Feasibility of Pencil Beam Scanned Intensity Modulated Proton Therapy in Breath-hold for Locally Advanced Non-Small Cell Lung Cancer

International Journal of Radiation Oncology • Biology • Physics, Elsevier, ISSN 1879-355X

Volume 99, 5, 2017

DOI:10.1016/j.ijrobp.2017.08.023, Dimensions: pub.1091340877, PMID: 28964587,



  1. (1) Rigshospitalet, grid.475435.4, Capital Region
  2. (2) University of Copenhagen, grid.5254.6, KU
  3. (3) Paul Scherrer Institute, grid.5991.4
  4. (4) University Hospital of Zurich, grid.412004.3
  5. (5) ETH Zurich, grid.5801.c







PURPOSE: We evaluated the feasibility of treating patients with locally advanced non-small cell lung cancer (NSCLC) with pencil beam scanned intensity modulated proton therapy (IMPT) in breath-hold. METHODS AND MATERIALS: Fifteen NSCLC patients who had previously received 66 Gy in 33 fractions with image guided photon radiation therapy were included in the present simulation study. In addition to a planning breath-hold computed tomography (CT) scan before the treatment start, a median of 6 (range 3-9) breath-hold CT scans per patient were acquired prospectively throughout the radiation therapy course. Three-field IMPT plans were constructed using the planning breath-hold CT scan, and the four-dimensional dose distributions were simulated, with consideration of both patient intra- and interfraction motion, in addition to dynamic treatment delivery.

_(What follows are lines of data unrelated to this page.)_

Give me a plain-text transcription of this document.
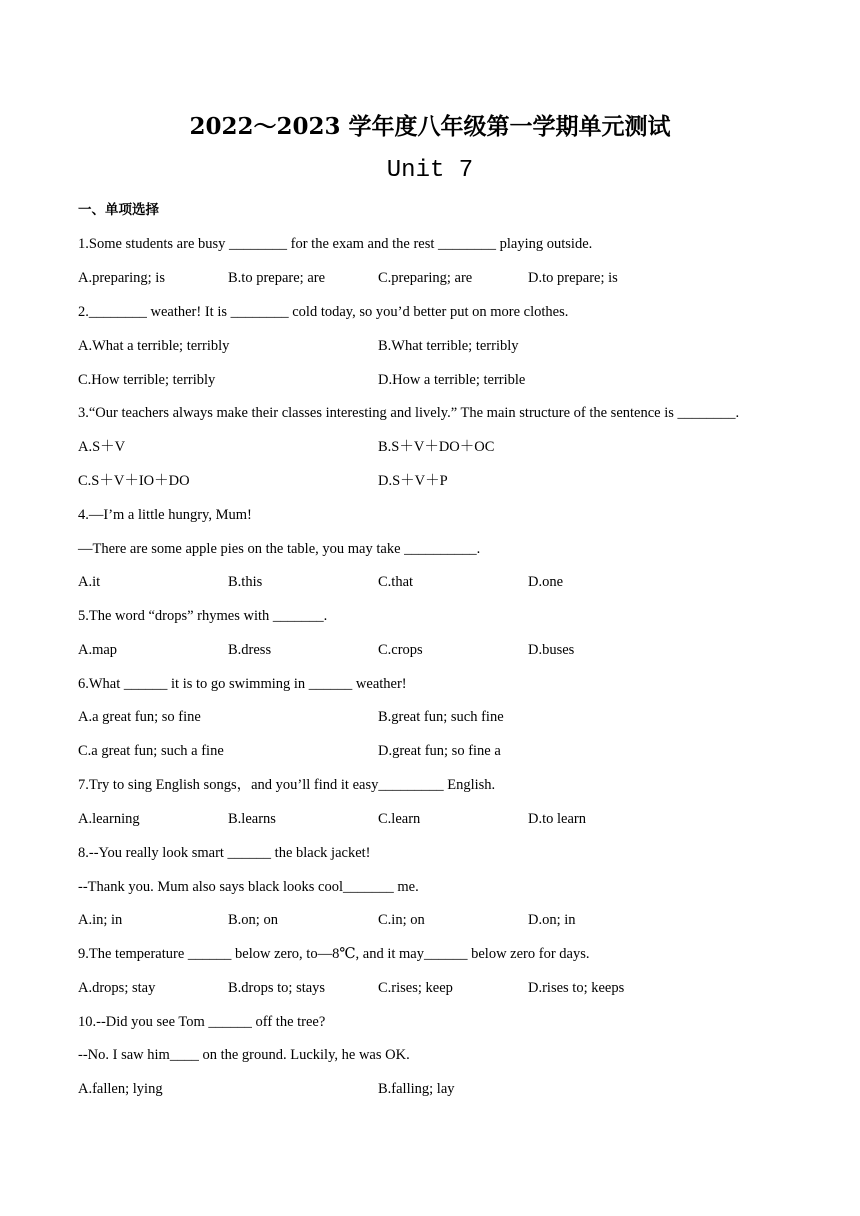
2022～2023 学年度八年级第一学期单元测试
Unit 7
一、单项选择
1.Some students are busy ________ for the exam and the rest ________ playing outside.
A.preparing; is	B.to prepare; are	C.preparing; are	D.to prepare; is
2.________ weather! It is ________ cold today, so you’d better put on more clothes.
A.What a terrible; terribly	B.What terrible; terribly
C.How terrible; terribly	D.How a terrible; terrible
3.“Our teachers always make their classes interesting and lively.” The main structure of the sentence is ________.
A.S＋V	B.S＋V＋DO＋OC
C.S＋V＋IO＋DO	D.S＋V＋P
4.—I’m a little hungry, Mum!
—There are some apple pies on the table, you may take __________.
A.it	B.this	C.that	D.one
5.The word “drops” rhymes with _______.
A.map	B.dress	C.crops	D.buses
6.What ______ it is to go swimming in ______ weather!
A.a great fun; so fine	B.great fun; such fine
C.a great fun; such a fine	D.great fun; so fine a
7.Try to sing English songs，and you’ll find it easy_________ English.
A.learning	B.learns	C.learn	D.to learn
8.--You really look smart ______ the black jacket!
--Thank you. Mum also says black looks cool_______ me.
A.in; in	B.on; on	C.in; on	D.on; in
9.The temperature ______ below zero, to—8℃, and it may______ below zero for days.
A.drops; stay	B.drops to; stays	C.rises; keep	D.rises to; keeps
10.--Did you see Tom ______ off the tree?
--No. I saw him____ on the ground. Luckily, he was OK.
A.fallen; lying	B.falling; lay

RESULTS: The median clinical target volume receiving 95% of the prescribed dose was 99.8% and 99.7% for the planned and simulated dose distributions, respectively. For 3 patients (20%), the dose degradation was >5%, and plan adjustment was needed. Dose degradation correlated significantly with the change in water-equivalent path lengths (P<.01) in terms of the percentage of voxels with 3-mm or more undershoot on repeat CT scans. The dose to the organs at risk was similar for the planned and simulated dose distributions. Three or fewer breath-holds per field would be required for 12 of the 15 patients, which was clinically feasible. CONCLUSIONS: For 9 of 15 NSCLC patients, IMPT in breath-hold was both dosimetrically robust and feasible to deliver regarding the treatment time. Three patients would have required plan adaption to meet the dosimetric criteria. The change in water-equivalent path length is an indicator of plan robustness and should be considered for the selection of patients for whom the plan would require adaptation.